初音ミクなどのVocaloid がキャラクターとして、ある種の仮想人格を与えられているのは色々なところで指摘されていることですが、この仮想的な個性は、ビジュアルや歌声だけでなく、歌い方にも付与されているようです。私もそうだったのですが、「ぼかりす」の初音ミクの歌を聴いたときに、少なからぬ人が、この歌はミクっぽくない、人間に近いけれどもミクの歌としては魅力的ではないと感じたようです。

このことは、音声合成ソフトは、人間の歌唱をより厳密にシミュレートすることだけではなく、ある意味2.5次元的な3DCG のように、人間の歌唱とは違う方向に発展する可能性を持っていることを示していると思います。現在でも、ヴォコーダーを使ったロボット的な歌唱や、アイドルの音程の外れた歌唱が好まれることもあるなど、魅力的な歌の方向性は様々であるといえます。その意味では、音声合成ソフトは、人間的な歌唱をシミュレートするだけでなく、音声合成ソフトならではの新しい歌の魅力を作り出していると言えるのかも知れません。

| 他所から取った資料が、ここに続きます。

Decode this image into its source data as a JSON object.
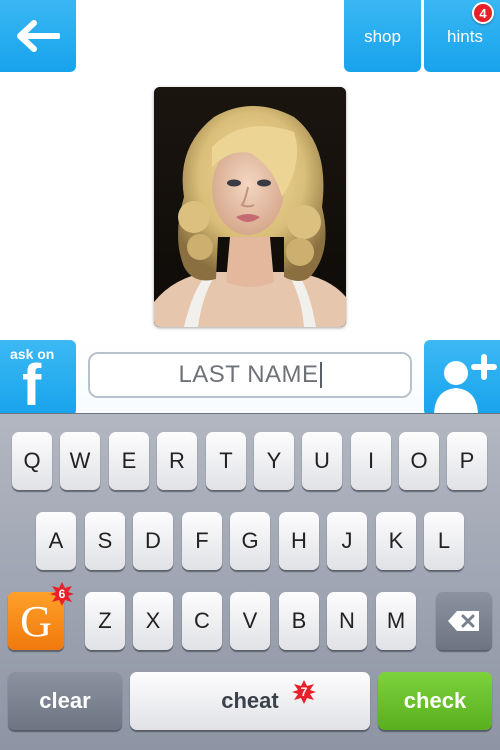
{
  "header": {
    "back_icon": "arrow-left-icon",
    "shop_label": "shop",
    "hints_label": "hints",
    "hints_count": "4"
  },
  "photo": {
    "description_icon": "celebrity-portrait"
  },
  "social": {
    "ask_label": "ask on",
    "facebook_letter": "f",
    "add_friend_icon": "add-person-icon"
  },
  "answer": {
    "value": "LAST NAME"
  },
  "keyboard": {
    "row1": [
      "Q",
      "W",
      "E",
      "R",
      "T",
      "Y",
      "U",
      "I",
      "O",
      "P"
    ],
    "row2": [
      "A",
      "S",
      "D",
      "F",
      "G",
      "H",
      "J",
      "K",
      "L"
    ],
    "row3": [
      "Z",
      "X",
      "C",
      "V",
      "B",
      "N",
      "M"
    ],
    "g_letter": "G",
    "g_count": "6",
    "backspace_icon": "backspace-icon",
    "clear_label": "clear",
    "cheat_label": "cheat",
    "cheat_count": "7",
    "check_label": "check"
  },
  "colors": {
    "accent_blue": "#1aa6ee",
    "check_green": "#5cb320",
    "badge_red": "#e8202a",
    "g_orange": "#f5870f"
  }
}
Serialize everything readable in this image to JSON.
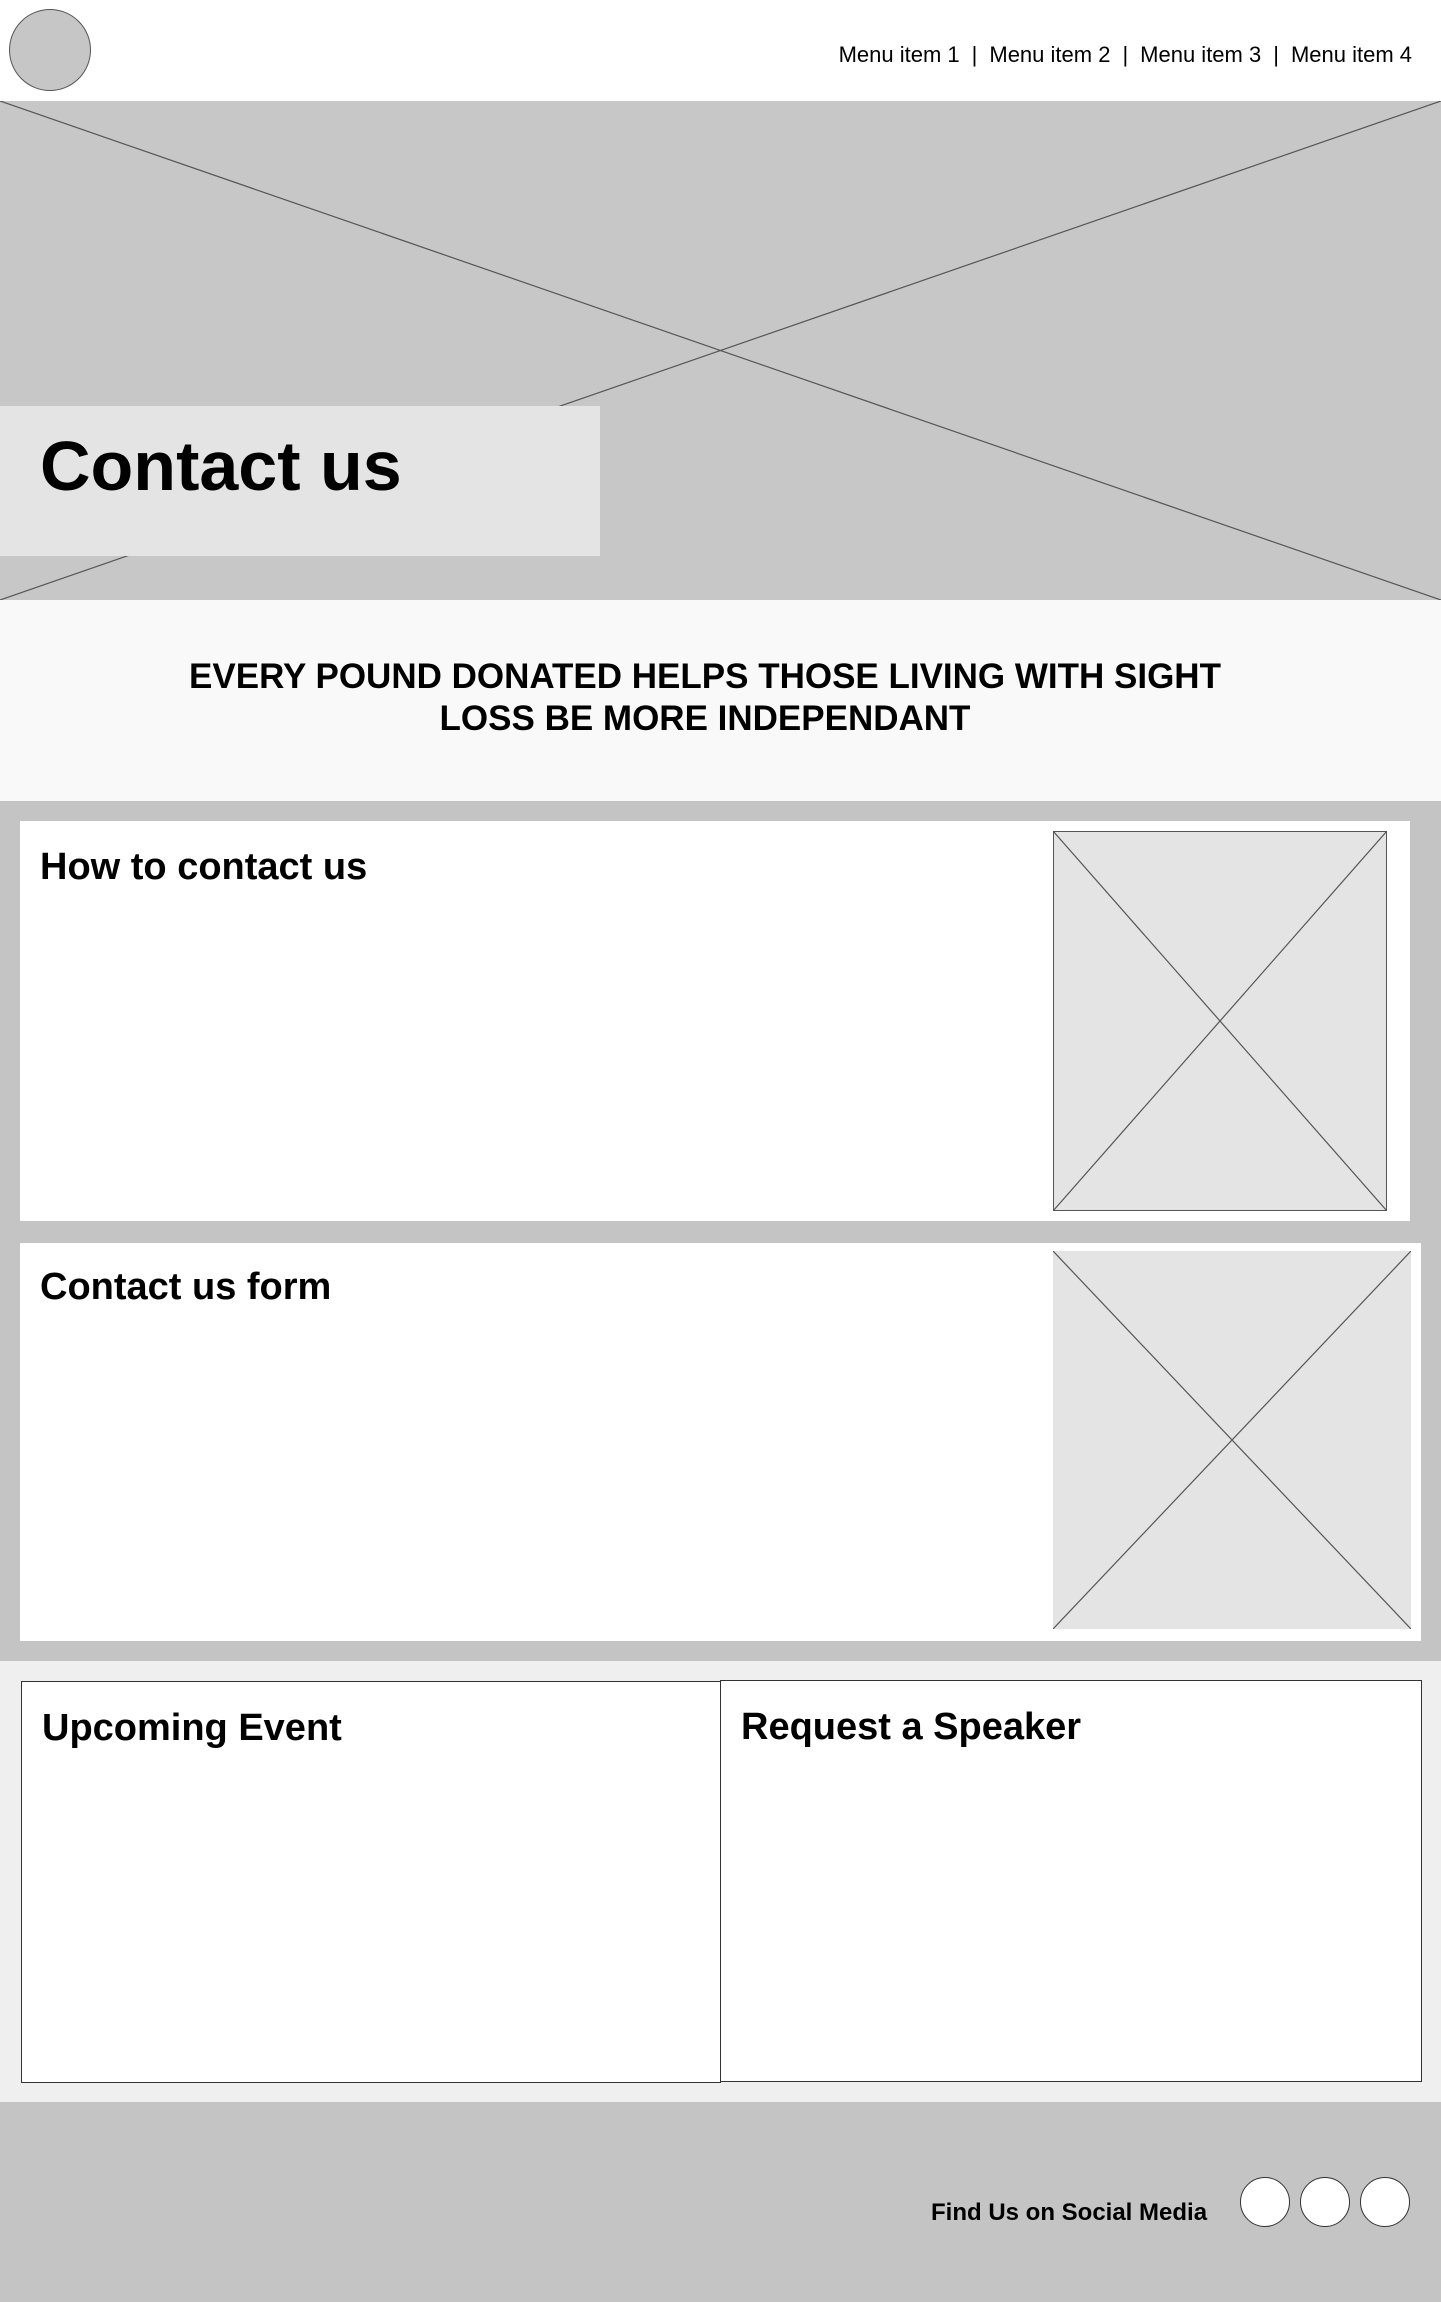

個人的には、Perfume 的な無機質な歌唱に関しては、Perfumeのようによほど上手く行っている例以外では、既に初音ミクの方が人間より上手く歌えるのではないかという気もしています。初音ミク曲を人間が歌っている動画がありますが、このような動画の歌を聴くと、きちんと録音や処理をしていない場合には、人間の歌唱は初音ミクと比べると、かなり聴きにくいように、私には感じられます。もちろん、私がこう感じるのは、Vocaloidの不自然な歌唱に慣れているからだと思いますが、おそらく遠くない未来に、大半の人の耳にも、よほど上手かったり、魅力的だったりする歌手を除けば、人間より音声合成ソフトの歌唱の方が優れていると感じられるようになるのではないかと思います。

いずれにせよ、もう音声合成ソフトは人間とほぼ遜色ないところまで来ているので、技術的進歩の早さには驚かされます。